= Prostitution in Kosovo =

Prostitution in Kosovo is illegal, and can incur a prison sentence of up to sixty days. The Global Fund to Fight AIDS, Tuberculosis and Malaria's HIV Program in Kosovo estimated there to be 5,037 prostitutes in the country. Many women turn to prostitution through poverty.

There are report that prostitution has become a new organised crime in Kosovo.

==Recent history==
Prior to the Kosovo War following the 2008 Kosovo declaration of independence, prostitution was limited to serving the needs of locals.

Following the ceasefire and presence in the country of the United Nations Interim Administration Mission in Kosovo and other international organisations, the demand for prostitution soared. As well as women turning to prostitution voluntarily, some were trafficked from Moldova, Bulgaria and Ukraine.

Amnesty International UK Director Kate Allen is quoted as saying "Women and girls as young as 11 are being sold into sexual slavery in Kosovo and international peacekeepers are not only failing to stop it they are actively fuelling this despicable trade by themselves paying for sex from trafficked women."

Head of the Mitrovica based International Press Centre, Rade Negojevic, claimed Kosovo had become the world's biggest brothel since the arrival of the international peacekeepers.

In 2000, the UNMIK administration set up a Trafficking and Prostitution Police Unit with the intention combating pimps, traffickers and organised crime. Measures against trafficking were included in the Interim Penal Code of Kosovo when it was drafted.
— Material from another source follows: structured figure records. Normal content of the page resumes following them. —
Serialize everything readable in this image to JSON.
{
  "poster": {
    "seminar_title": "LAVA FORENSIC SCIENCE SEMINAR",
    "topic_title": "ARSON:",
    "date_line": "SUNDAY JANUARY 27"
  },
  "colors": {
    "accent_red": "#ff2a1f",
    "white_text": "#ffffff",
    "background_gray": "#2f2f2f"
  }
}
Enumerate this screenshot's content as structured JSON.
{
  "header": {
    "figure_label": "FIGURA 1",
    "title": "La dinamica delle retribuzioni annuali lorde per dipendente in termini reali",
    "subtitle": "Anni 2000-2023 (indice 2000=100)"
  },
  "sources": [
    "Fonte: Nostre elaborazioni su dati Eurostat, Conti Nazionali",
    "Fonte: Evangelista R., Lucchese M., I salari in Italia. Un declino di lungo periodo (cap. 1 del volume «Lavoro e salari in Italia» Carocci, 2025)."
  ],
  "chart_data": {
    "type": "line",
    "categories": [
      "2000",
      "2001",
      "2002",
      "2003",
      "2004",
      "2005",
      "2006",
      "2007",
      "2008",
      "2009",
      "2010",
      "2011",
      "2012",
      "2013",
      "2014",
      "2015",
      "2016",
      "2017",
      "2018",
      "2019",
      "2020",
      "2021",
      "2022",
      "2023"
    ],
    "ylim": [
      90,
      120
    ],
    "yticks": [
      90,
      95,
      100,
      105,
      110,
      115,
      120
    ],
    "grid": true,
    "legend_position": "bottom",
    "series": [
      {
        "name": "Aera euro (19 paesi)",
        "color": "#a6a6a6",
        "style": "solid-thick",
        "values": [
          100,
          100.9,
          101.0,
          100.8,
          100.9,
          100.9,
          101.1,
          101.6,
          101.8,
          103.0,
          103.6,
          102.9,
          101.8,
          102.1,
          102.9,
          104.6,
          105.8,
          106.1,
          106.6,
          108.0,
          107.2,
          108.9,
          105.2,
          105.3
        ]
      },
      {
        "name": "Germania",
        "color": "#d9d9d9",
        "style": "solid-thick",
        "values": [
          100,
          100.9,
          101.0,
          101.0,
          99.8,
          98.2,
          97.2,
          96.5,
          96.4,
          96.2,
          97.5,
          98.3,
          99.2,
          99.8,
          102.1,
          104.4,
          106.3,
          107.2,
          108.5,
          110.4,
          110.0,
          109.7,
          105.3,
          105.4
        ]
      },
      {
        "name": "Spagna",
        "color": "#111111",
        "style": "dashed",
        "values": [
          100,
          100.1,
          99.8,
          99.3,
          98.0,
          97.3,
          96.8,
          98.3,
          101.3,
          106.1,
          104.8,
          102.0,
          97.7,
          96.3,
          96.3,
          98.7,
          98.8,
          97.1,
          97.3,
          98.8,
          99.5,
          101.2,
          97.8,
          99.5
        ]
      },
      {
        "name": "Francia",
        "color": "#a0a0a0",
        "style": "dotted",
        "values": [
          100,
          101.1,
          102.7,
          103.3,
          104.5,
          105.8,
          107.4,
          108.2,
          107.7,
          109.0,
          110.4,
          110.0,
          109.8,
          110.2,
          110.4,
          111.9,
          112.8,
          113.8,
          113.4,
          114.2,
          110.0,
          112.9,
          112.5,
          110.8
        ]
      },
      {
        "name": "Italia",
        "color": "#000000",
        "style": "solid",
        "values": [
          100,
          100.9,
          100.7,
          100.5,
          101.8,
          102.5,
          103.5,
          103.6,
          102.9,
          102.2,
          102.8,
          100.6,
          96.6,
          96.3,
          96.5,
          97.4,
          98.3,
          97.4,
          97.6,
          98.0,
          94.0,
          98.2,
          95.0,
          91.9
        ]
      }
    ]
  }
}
The State Police Service reported in 2008 that prostitution was occurring in 694 bars, cafeteria and night clubs in Kosovo.

==Sex trafficking==
Kosovo is mostly a destination country ( but also a source) for women and children subjected to sex trafficking. Most victims are internally trafficked for sexual exploitation. Traffickers recruit victims through false promises of marriage or employment offers in cafes, night-clubs, and restaurants. Many prostitutes, especially from foreign countries also come voluntarily to prostitute in Kosovo. Most sex trafficking victims in Kosovo are girls, with criminal groups which also force women or bring women from Moldova, Romania, Serbia, Bulgaria, Ukraine, Albania and other European countries ( such as Russia) into prostitution. Women and girls are subjected to sex trafficking in private homes and apartments, night-clubs, and massage parlors. Children used as dancers and escorts are vulnerable to sex trafficking. Traffickers subject Kosovo citizens that belong to minorities to forced prostitution throughout Europe. Economically marginalized Roma, Ashkali, and Egyptians communities are vulnerable and used for sex trafficking. Government corruption creates an environment that enables some trafficking crimes. Several police officers, labor ministry employees, and other government officials have been charged with or convicted of trafficking crimes.

Article 171 of the criminal code prohibits all forms of trafficking and prescribes punishments of five to 12 years imprisonment and a fine of up to €500,000. When sex trafficking offenses involve minors or a group of victims subjected to sex trafficking, the penalties increase to 15 to 20 years imprisonment and a fine. Article 231 prohibits taking sexual services from a trafficking victim.

The United States Department of State Office to Monitor and Combat Trafficking in Persons ranks Kosovo as a 'Tier 2' country.